Serge Miville will take over from Father John Meehan, who is leaving to become director of the Bill Graham Centre for Contemporary International History at Trinity College, at the University of Toronto.
“It is an immense honour to take on such a significant responsibility,” Miville said in a release on Thursday. “My commitment to students is clear: the entire team at the University of Sudbury will leverage our resources to ensure that you have the option to study in the North, in French, and that your academic credentials will be recognized and transferable.
“I am profoundly optimistic about the future of our university, about the future of Francophone higher-level education, and remain hopeful our partners in the provincial and federal governments will be of assistance as we serve the Francophone community, but most of all, as we attempt to open our doors to students in September 2021.”
Until this spring, the University of Sudbury, along with Huntington University and Thorneloe University were federated with Laurentian University and shared $7 million in funding.
However, cash-strapped Laurentian is restructuring. It has cut English and French programs, laid off close to 200 faculty and staff, and terminated its federation agreements and keeping the money it used to share with the U of Sudbury, Huntington and Thorneloe.
In response, the University of Sudbury has announced it would seek to reopen as a French university and hopes Miville can help lead the way.
The University of Sudbury called Miville an accomplished historian, who “was the ideal candidate to lead the University through this next decisive step to continue its evolution in support of leading-edge higher education by, for and with the North’s resilient Francophone community.”
Hailing from Smooth Rock Falls in Northern Ontario, Miville holds a Bachelor and a Master of Arts (Ottawa), as well as a PhD (York). In 2020, he was welcomed in the Société Charlevoix des études franco-ontariennes.
Miville was, until recently, Research Chair in Franco-Ontarian History at Laurentian University. He also served as the director of the Institut franco-ontarien, which has now moved its offices to the University of Sudbury.
In addition to his academic roles, Miville has been instrumental in administrative and governance roles through various academic committees and boards.
Miville’s writings on francophone Canada have been featured in The New York Times, The Washington Post, Société Radio-Canada, Le Droit, and Le Devoir, amongst others.
“Dr. Miville is an excellent successor for the realization of our mandate. His drive, his positive leadership, his aptitudes and his vision align perfectly with the ambitions of our university,” said Pierre Riopel, chair of the board of regents.
“The appointment of Dr. Miville represents a generational change in leadership that reflects the university’s new direction and plans to offer a new and unique experience to its students,” the release said. “He is deeply committed to the Greater Sudbury community, to its students, its professors, and its broader academic community …

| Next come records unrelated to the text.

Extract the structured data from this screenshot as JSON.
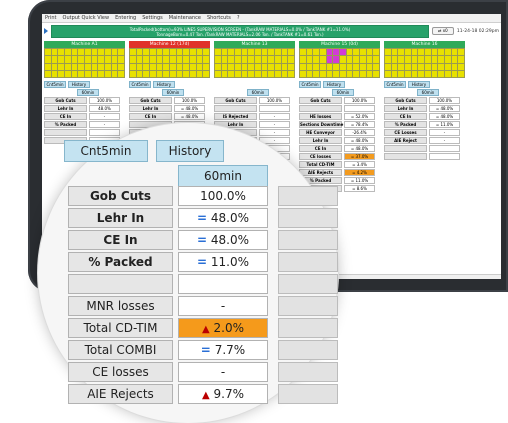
{
  "menu": [
    "Print",
    "Output Quick View",
    "Entering",
    "Settings",
    "Maintenance",
    "Shortcuts",
    "?"
  ],
  "ticker": {
    "line1": "TotalPacked(bottom)=93% LINE5 SUPERVISION SCREEN - (TankRAW MATERIALS=0.0% / TankTANK #1=11.0%)",
    "line2": "TonnageBorn=0.47 Ton. /TankRAW MATERIALS=2.06 Ton. / TankTANK #1=0.61 Ton.)"
  },
  "status_pill": "⇄ x0",
  "clock": "11-24-18 02:29pm",
  "machines": [
    {
      "name": "Machine A1",
      "color": "#2faa59"
    },
    {
      "name": "Machine 12 (17d)",
      "color": "#e0322a"
    },
    {
      "name": "Machine 13",
      "color": "#2faa59"
    },
    {
      "name": "Machine 15 (0d)",
      "color": "#2faa59"
    },
    {
      "name": "Machine 16",
      "color": "#2faa59"
    }
  ],
  "small_panels": [
    {
      "cnt": "Cnt5min",
      "hist": "History",
      "hdr": "60min",
      "rows": [
        [
          "Gob Cuts",
          "100.0%"
        ],
        [
          "Lehr In",
          "48.0%"
        ],
        [
          "CE In",
          "-"
        ],
        [
          "% Packed",
          "-"
        ],
        [
          "",
          ""
        ],
        [
          "",
          ""
        ]
      ]
    },
    {
      "cnt": "Cnt5min",
      "hist": "History",
      "hdr": "60min",
      "rows": [
        [
          "Gob Cuts",
          "100.0%"
        ],
        [
          "Lehr In",
          "= 48.0%"
        ],
        [
          "CE In",
          "= 48.0%"
        ],
        [
          "",
          ""
        ],
        [
          "",
          ""
        ]
      ]
    },
    {
      "cnt": "",
      "hist": "",
      "hdr": "60min",
      "rows": [
        [
          "Gob Cuts",
          "100.0%"
        ],
        [
          "",
          ""
        ],
        [
          "IS Rejected",
          "-"
        ],
        [
          "Lehr In",
          "-"
        ],
        [
          "CE In",
          "-"
        ],
        [
          "acked",
          "-"
        ],
        [
          "",
          ""
        ],
        [
          "",
          ""
        ]
      ]
    },
    {
      "cnt": "Cnt5min",
      "hist": "History",
      "hdr": "60min",
      "rows": [
        [
          "Gob Cuts",
          "100.0%"
        ],
        [
          "",
          ""
        ],
        [
          "HE losses",
          "= 52.0%"
        ],
        [
          "Sections Downtime",
          "= 78.4%"
        ],
        [
          "HE Conveyor",
          "-26.4%"
        ],
        [
          "Lehr In",
          "= 48.0%"
        ],
        [
          "CE In",
          "= 48.0%"
        ],
        [
          "CE losses",
          "= 37.0%"
        ],
        [
          "Total CD-TIM",
          "= 3.4%"
        ],
        [
          "AIE Rejects",
          "= 4.2%"
        ],
        [
          "% Packed",
          "= 11.0%"
        ],
        [
          "MNR losses",
          "= 8.6%"
        ]
      ]
    },
    {
      "cnt": "Cnt5min",
      "hist": "History",
      "hdr": "60min",
      "rows": [
        [
          "Gob Cuts",
          "100.0%"
        ],
        [
          "Lehr In",
          "= 48.0%"
        ],
        [
          "CE In",
          "= 48.0%"
        ],
        [
          "% Packed",
          "= 11.0%"
        ],
        [
          "CE Losses",
          "-"
        ],
        [
          "AIE Reject",
          "-"
        ],
        [
          "",
          ""
        ],
        [
          "",
          ""
        ]
      ]
    }
  ],
  "zoom": {
    "cnt_label": "Cnt5min",
    "history_label": "History",
    "period_label": "60min",
    "rows": [
      {
        "label": "Gob Cuts",
        "value": "100.0%",
        "bold": true,
        "marker": "",
        "highlight": false
      },
      {
        "label": "Lehr In",
        "value": "48.0%",
        "bold": true,
        "marker": "=",
        "highlight": false
      },
      {
        "label": "CE In",
        "value": "48.0%",
        "bold": true,
        "marker": "=",
        "highlight": false
      },
      {
        "label": "% Packed",
        "value": "11.0%",
        "bold": true,
        "marker": "=",
        "highlight": false
      },
      {
        "label": "",
        "value": "",
        "bold": false,
        "marker": "",
        "highlight": false
      },
      {
        "label": "MNR losses",
        "value": "-",
        "bold": false,
        "marker": "",
        "highlight": false
      },
      {
        "label": "Total CD-TIM",
        "value": "2.0%",
        "bold": false,
        "marker": "▲",
        "highlight": true
      },
      {
        "label": "Total COMBI",
        "value": "7.7%",
        "bold": false,
        "marker": "=",
        "highlight": false
      },
      {
        "label": "CE losses",
        "value": "-",
        "bold": false,
        "marker": "",
        "highlight": false
      },
      {
        "label": "AIE Rejects",
        "value": "9.7%",
        "bold": false,
        "marker": "▲",
        "highlight": false
      }
    ]
  }
}
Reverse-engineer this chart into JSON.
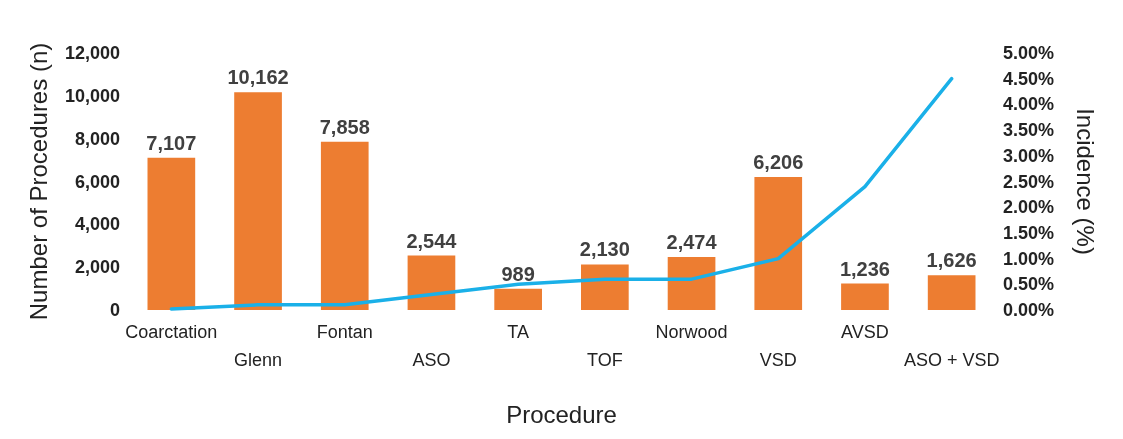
{
  "chart_data": {
    "type": "bar",
    "xlabel": "Procedure",
    "ylabel": "Number of Procedures (n)",
    "y2label": "Incidence (%)",
    "categories": [
      "Coarctation",
      "Glenn",
      "Fontan",
      "ASO",
      "TA",
      "TOF",
      "Norwood",
      "VSD",
      "AVSD",
      "ASO + VSD"
    ],
    "series": [
      {
        "color": "#ed7d31",
        "values": [
          7107,
          10162,
          7858,
          2544,
          989,
          2130,
          2474,
          6206,
          1236,
          1626
        ],
        "value_labels": [
          "7,107",
          "10,162",
          "7,858",
          "2,544",
          "989",
          "2,130",
          "2,474",
          "6,206",
          "1,236",
          "1,626"
        ]
      },
      {
        "type": "line",
        "axis": "y2",
        "color": "#1ab0e8",
        "marker": "none",
        "line_style": "solid",
        "values": [
          0.02,
          0.1,
          0.1,
          0.3,
          0.5,
          0.6,
          0.6,
          1.0,
          2.4,
          4.5
        ]
      }
    ],
    "ylim": [
      0,
      12000
    ],
    "yticks": [
      0,
      {
        "value": 2000,
        "label": "2,000"
      },
      {
        "value": 4000,
        "label": "4,000"
      },
      {
        "value": 6000,
        "label": "6,000"
      },
      {
        "value": 8000,
        "label": "8,000"
      },
      {
        "value": 10000,
        "label": "10,000"
      },
      {
        "value": 12000,
        "label": "12,000"
      }
    ],
    "y2lim": [
      0,
      5
    ],
    "y2ticks": [
      {
        "value": 0,
        "label": "0.00%"
      },
      {
        "value": 0.5,
        "label": "0.50%"
      },
      {
        "value": 1,
        "label": "1.00%"
      },
      {
        "value": 1.5,
        "label": "1.50%"
      },
      {
        "value": 2,
        "label": "2.00%"
      },
      {
        "value": 2.5,
        "label": "2.50%"
      },
      {
        "value": 3,
        "label": "3.00%"
      },
      {
        "value": 3.5,
        "label": "3.50%"
      },
      {
        "value": 4,
        "label": "4.00%"
      },
      {
        "value": 4.5,
        "label": "4.50%"
      },
      {
        "value": 5,
        "label": "5.00%"
      }
    ],
    "grid": false
  }
}
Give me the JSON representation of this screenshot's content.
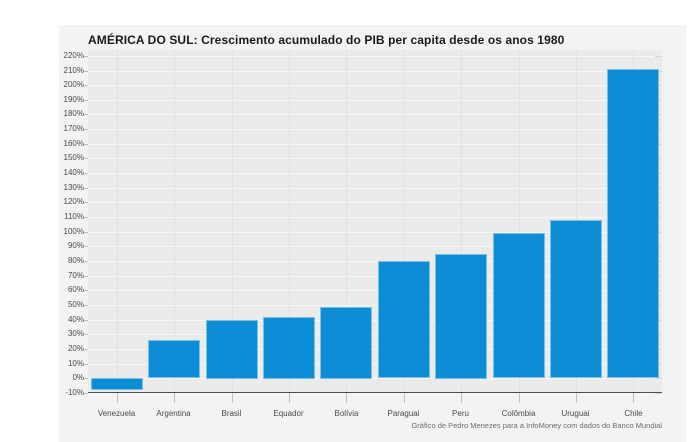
{
  "chart_data": {
    "type": "bar",
    "title": "AMÉRICA DO SUL: Crescimento acumulado do PIB per capita desde os anos 1980",
    "caption": "Gráfico de Pedro Menezes para a InfoMoney com dados do Banco Mundial",
    "categories": [
      "Venezuela",
      "Argentina",
      "Brasil",
      "Equador",
      "Bolívia",
      "Paraguai",
      "Peru",
      "Colômbia",
      "Uruguai",
      "Chile"
    ],
    "values": [
      -8,
      26,
      40,
      42,
      49,
      80,
      85,
      99,
      108,
      211
    ],
    "unit": "%",
    "xlabel": "",
    "ylabel": "",
    "ylim": [
      -10,
      224
    ],
    "ytick_min": -10,
    "ytick_max": 220,
    "ytick_step": 10,
    "grid": true,
    "legend": false,
    "colors": {
      "bar": "#0d8dd6",
      "card_bg": "#f3f3f3",
      "plot_bg": "#ebebeb",
      "hgrid": "#f7f7f7",
      "vgrid": "#e2e2e2",
      "axis_line": "#4d4d4d",
      "tick": "#bfbfbf",
      "tick_right": "#d6d6d6",
      "title": "#1a1a1a",
      "axis_label": "#4a4a4a",
      "caption": "#6e6e6e"
    }
  }
}
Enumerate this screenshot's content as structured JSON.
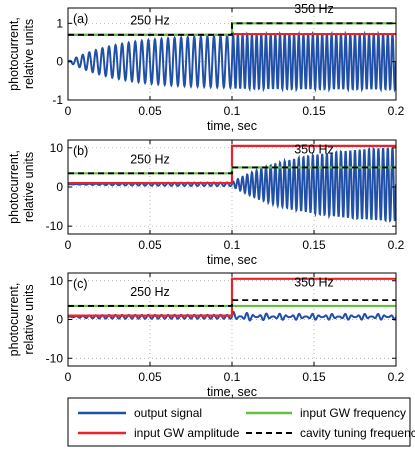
{
  "chart_data": {
    "type": "line",
    "panels": [
      {
        "label": "(a)",
        "ylabel": [
          "photocurrent,",
          "relative units"
        ],
        "xlabel": "time, sec",
        "xlim": [
          0,
          0.2
        ],
        "ylim": [
          -1,
          1.4
        ],
        "xticks": [
          0,
          0.05,
          0.1,
          0.15,
          0.2
        ],
        "xtick_labels": [
          "0",
          "0.05",
          "0.1",
          "0.15",
          "0.2"
        ],
        "yticks": [
          -1,
          0,
          1
        ],
        "ytick_labels": [
          "-1",
          "0",
          "1"
        ],
        "annotations": [
          {
            "text": "250 Hz",
            "x": 0.05,
            "y": 0.87
          },
          {
            "text": "350 Hz",
            "x": 0.15,
            "y": 1.17
          }
        ],
        "input_gw_amplitude": {
          "x": [
            0,
            0.1,
            0.1,
            0.2
          ],
          "y": [
            0.7,
            0.7,
            0.72,
            0.72
          ]
        },
        "input_gw_frequency": {
          "x": [
            0,
            0.1,
            0.1,
            0.2
          ],
          "y": [
            0.7,
            0.7,
            1.0,
            1.0
          ]
        },
        "cavity_tuning_frequency": {
          "x": [
            0,
            0.1,
            0.1,
            0.2
          ],
          "y": [
            0.7,
            0.7,
            1.0,
            1.0
          ]
        },
        "output_signal": {
          "center": 0,
          "amplitude_before": 0.7,
          "amplitude_after": 0.72,
          "rise_time": 0.03,
          "freq_before": 250,
          "freq_after": 350
        }
      },
      {
        "label": "(b)",
        "ylabel": [
          "photocurrent,",
          "relative units"
        ],
        "xlabel": "time, sec",
        "xlim": [
          0,
          0.2
        ],
        "ylim": [
          -12,
          12
        ],
        "xticks": [
          0,
          0.05,
          0.1,
          0.15,
          0.2
        ],
        "xtick_labels": [
          "0",
          "0.05",
          "0.1",
          "0.15",
          "0.2"
        ],
        "yticks": [
          -10,
          0,
          10
        ],
        "ytick_labels": [
          "-10",
          "0",
          "10"
        ],
        "annotations": [
          {
            "text": "250 Hz",
            "x": 0.05,
            "y": 5
          },
          {
            "text": "350 Hz",
            "x": 0.15,
            "y": 7.5
          }
        ],
        "input_gw_amplitude": {
          "x": [
            0,
            0.1,
            0.1,
            0.2
          ],
          "y": [
            1,
            1,
            10.5,
            10.5
          ]
        },
        "input_gw_frequency": {
          "x": [
            0,
            0.1,
            0.1,
            0.2
          ],
          "y": [
            3.5,
            3.5,
            5,
            5
          ]
        },
        "cavity_tuning_frequency": {
          "x": [
            0,
            0.1,
            0.1,
            0.2
          ],
          "y": [
            3.5,
            3.5,
            5,
            5
          ]
        },
        "output_signal": {
          "center": 0.7,
          "amplitude_before": 0.5,
          "amplitude_after": 10.2,
          "rise_time": 0.04,
          "freq_before": 250,
          "freq_after": 350
        }
      },
      {
        "label": "(c)",
        "ylabel": [
          "photocurrent,",
          "relative units"
        ],
        "xlabel": "time, sec",
        "xlim": [
          0,
          0.2
        ],
        "ylim": [
          -12,
          12
        ],
        "xticks": [
          0,
          0.05,
          0.1,
          0.15,
          0.2
        ],
        "xtick_labels": [
          "0",
          "0.05",
          "0.1",
          "0.15",
          "0.2"
        ],
        "yticks": [
          -10,
          0,
          10
        ],
        "ytick_labels": [
          "-10",
          "0",
          "10"
        ],
        "annotations": [
          {
            "text": "250 Hz",
            "x": 0.05,
            "y": 5
          },
          {
            "text": "350 Hz",
            "x": 0.15,
            "y": 7.5
          }
        ],
        "input_gw_amplitude": {
          "x": [
            0,
            0.1,
            0.1,
            0.2
          ],
          "y": [
            1,
            1,
            10.5,
            10.5
          ]
        },
        "input_gw_frequency": {
          "x": [
            0,
            0.1,
            0.1,
            0.2
          ],
          "y": [
            3.5,
            3.5,
            3.5,
            3.5
          ]
        },
        "cavity_tuning_frequency": {
          "x": [
            0,
            0.1,
            0.1,
            0.2
          ],
          "y": [
            3.5,
            3.5,
            5,
            5
          ]
        },
        "output_signal": {
          "center": 0.7,
          "amplitude_before": 0.5,
          "amplitude_after": 0.8,
          "rise_time": 0.005,
          "freq_before": 250,
          "freq_after": 250,
          "beat_freq": 100
        }
      }
    ],
    "legend": [
      {
        "label": "output signal",
        "color": "#2150a8",
        "style": "solid"
      },
      {
        "label": "input GW frequency",
        "color": "#63c13f",
        "style": "solid"
      },
      {
        "label": "input GW amplitude",
        "color": "#e8242a",
        "style": "solid"
      },
      {
        "label": "cavity tuning frequency",
        "color": "#000000",
        "style": "dashed"
      }
    ],
    "grid": true,
    "legend_placement": "bottom"
  },
  "colors": {
    "output_signal": "#2150a8",
    "input_gw_amplitude": "#e8242a",
    "input_gw_frequency": "#63c13f",
    "cavity_tuning_frequency": "#000000"
  }
}
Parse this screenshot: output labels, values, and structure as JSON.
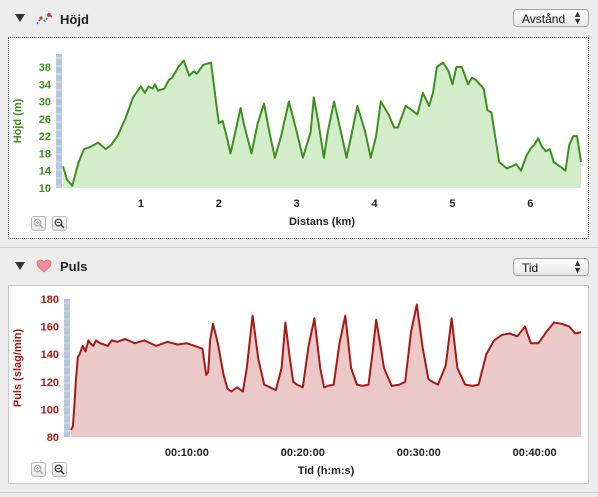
{
  "height_section": {
    "title": "Höjd",
    "axis_selector": "Avstånd",
    "ylabel": "Höjd (m)",
    "xlabel": "Distans (km)"
  },
  "pulse_section": {
    "title": "Puls",
    "axis_selector": "Tid",
    "ylabel": "Puls (slag/min)",
    "xlabel": "Tid (h:m:s)"
  },
  "chart_data": [
    {
      "type": "area",
      "xlabel": "Distans (km)",
      "ylabel": "Höjd (m)",
      "xlim": [
        0,
        6.65
      ],
      "ylim": [
        10,
        41
      ],
      "x_ticks": [
        "1",
        "2",
        "3",
        "4",
        "5",
        "6"
      ],
      "y_ticks": [
        "10",
        "14",
        "18",
        "22",
        "26",
        "30",
        "34",
        "38"
      ],
      "color": "#3d8f1e",
      "fill": "#d3ecca",
      "x": [
        0,
        0.05,
        0.12,
        0.2,
        0.27,
        0.35,
        0.45,
        0.55,
        0.62,
        0.7,
        0.8,
        0.9,
        1.0,
        1.05,
        1.1,
        1.15,
        1.18,
        1.22,
        1.3,
        1.36,
        1.4,
        1.48,
        1.55,
        1.62,
        1.68,
        1.72,
        1.8,
        1.9,
        2.0,
        2.05,
        2.1,
        2.15,
        2.2,
        2.28,
        2.32,
        2.42,
        2.5,
        2.58,
        2.66,
        2.72,
        2.8,
        2.9,
        3.0,
        3.08,
        3.18,
        3.22,
        3.28,
        3.35,
        3.4,
        3.48,
        3.58,
        3.64,
        3.7,
        3.78,
        3.88,
        3.95,
        4.02,
        4.08,
        4.18,
        4.25,
        4.3,
        4.4,
        4.48,
        4.55,
        4.62,
        4.7,
        4.75,
        4.8,
        4.88,
        4.95,
        5.0,
        5.05,
        5.12,
        5.2,
        5.25,
        5.3,
        5.4,
        5.45,
        5.5,
        5.6,
        5.7,
        5.82,
        5.88,
        5.95,
        6.0,
        6.05,
        6.1,
        6.15,
        6.2,
        6.25,
        6.3,
        6.38,
        6.45,
        6.5,
        6.55,
        6.6,
        6.65
      ],
      "y": [
        15,
        12,
        10.5,
        16,
        19,
        19.5,
        20.5,
        19,
        20,
        22,
        26,
        31,
        33.5,
        32,
        33.5,
        33,
        34,
        32.5,
        33,
        35,
        35.5,
        38,
        39.5,
        36,
        37,
        36.5,
        38.5,
        39,
        25,
        25.5,
        22,
        18,
        22,
        28.5,
        25,
        18,
        25,
        29.5,
        22,
        17,
        22,
        30,
        23,
        17,
        23,
        31,
        25,
        17,
        23,
        30,
        22,
        17,
        22,
        29,
        23,
        17,
        22,
        30,
        27,
        24,
        24,
        29,
        28,
        27,
        32,
        29,
        32,
        38,
        39,
        37,
        34,
        38,
        38,
        34,
        35.5,
        35,
        33,
        28,
        27.5,
        16,
        14.5,
        15.5,
        14,
        17.5,
        19,
        20,
        21.5,
        19.5,
        18.5,
        19,
        16,
        15,
        14,
        20,
        22,
        22,
        16
      ]
    },
    {
      "type": "area",
      "xlabel": "Tid (h:m:s)",
      "ylabel": "Puls (slag/min)",
      "xlim": [
        0,
        2640
      ],
      "ylim": [
        80,
        180
      ],
      "x_ticks": [
        "00:10:00",
        "00:20:00",
        "00:30:00",
        "00:40:00"
      ],
      "y_ticks": [
        "80",
        "100",
        "120",
        "140",
        "160",
        "180"
      ],
      "color": "#a41a14",
      "fill": "#ebc9c9",
      "x": [
        0,
        10,
        18,
        25,
        35,
        45,
        60,
        75,
        90,
        100,
        115,
        130,
        150,
        170,
        190,
        210,
        240,
        280,
        330,
        380,
        440,
        500,
        550,
        600,
        640,
        680,
        700,
        710,
        720,
        735,
        760,
        790,
        810,
        830,
        860,
        890,
        910,
        940,
        970,
        1000,
        1030,
        1060,
        1090,
        1110,
        1130,
        1150,
        1170,
        1200,
        1230,
        1260,
        1290,
        1310,
        1330,
        1360,
        1390,
        1420,
        1450,
        1480,
        1510,
        1540,
        1560,
        1580,
        1620,
        1660,
        1700,
        1730,
        1760,
        1790,
        1820,
        1850,
        1870,
        1900,
        1940,
        1970,
        2000,
        2040,
        2080,
        2110,
        2150,
        2190,
        2230,
        2270,
        2310,
        2350,
        2380,
        2420,
        2460,
        2500,
        2540,
        2580,
        2610,
        2640
      ],
      "y": [
        85,
        88,
        104,
        120,
        138,
        140,
        146,
        142,
        150,
        148,
        146,
        150,
        148,
        147,
        146,
        150,
        149,
        151,
        148,
        150,
        146,
        149,
        147,
        148,
        146,
        144,
        125,
        127,
        150,
        162,
        148,
        125,
        115,
        113,
        116,
        113,
        130,
        168,
        136,
        118,
        116,
        114,
        130,
        163,
        140,
        120,
        118,
        116,
        146,
        166,
        130,
        116,
        117,
        118,
        148,
        168,
        130,
        118,
        117,
        118,
        140,
        165,
        130,
        117,
        118,
        120,
        156,
        176,
        145,
        122,
        120,
        118,
        132,
        166,
        130,
        118,
        117,
        118,
        140,
        150,
        154,
        155,
        153,
        160,
        148,
        148,
        156,
        163,
        162,
        160,
        155,
        156
      ]
    }
  ]
}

“Dr. Miville is further committed to establishing an inclusive post-secondary education vision that maximizes opportunities found within the broader network of French-language post-secondary institutions to offer the best possible choice and diversity of educational opportunities in person and through hybrid options. Dr. Miville is also deeply committed to ensuring the continuation of the University’s dialogue with Indigenous communities.”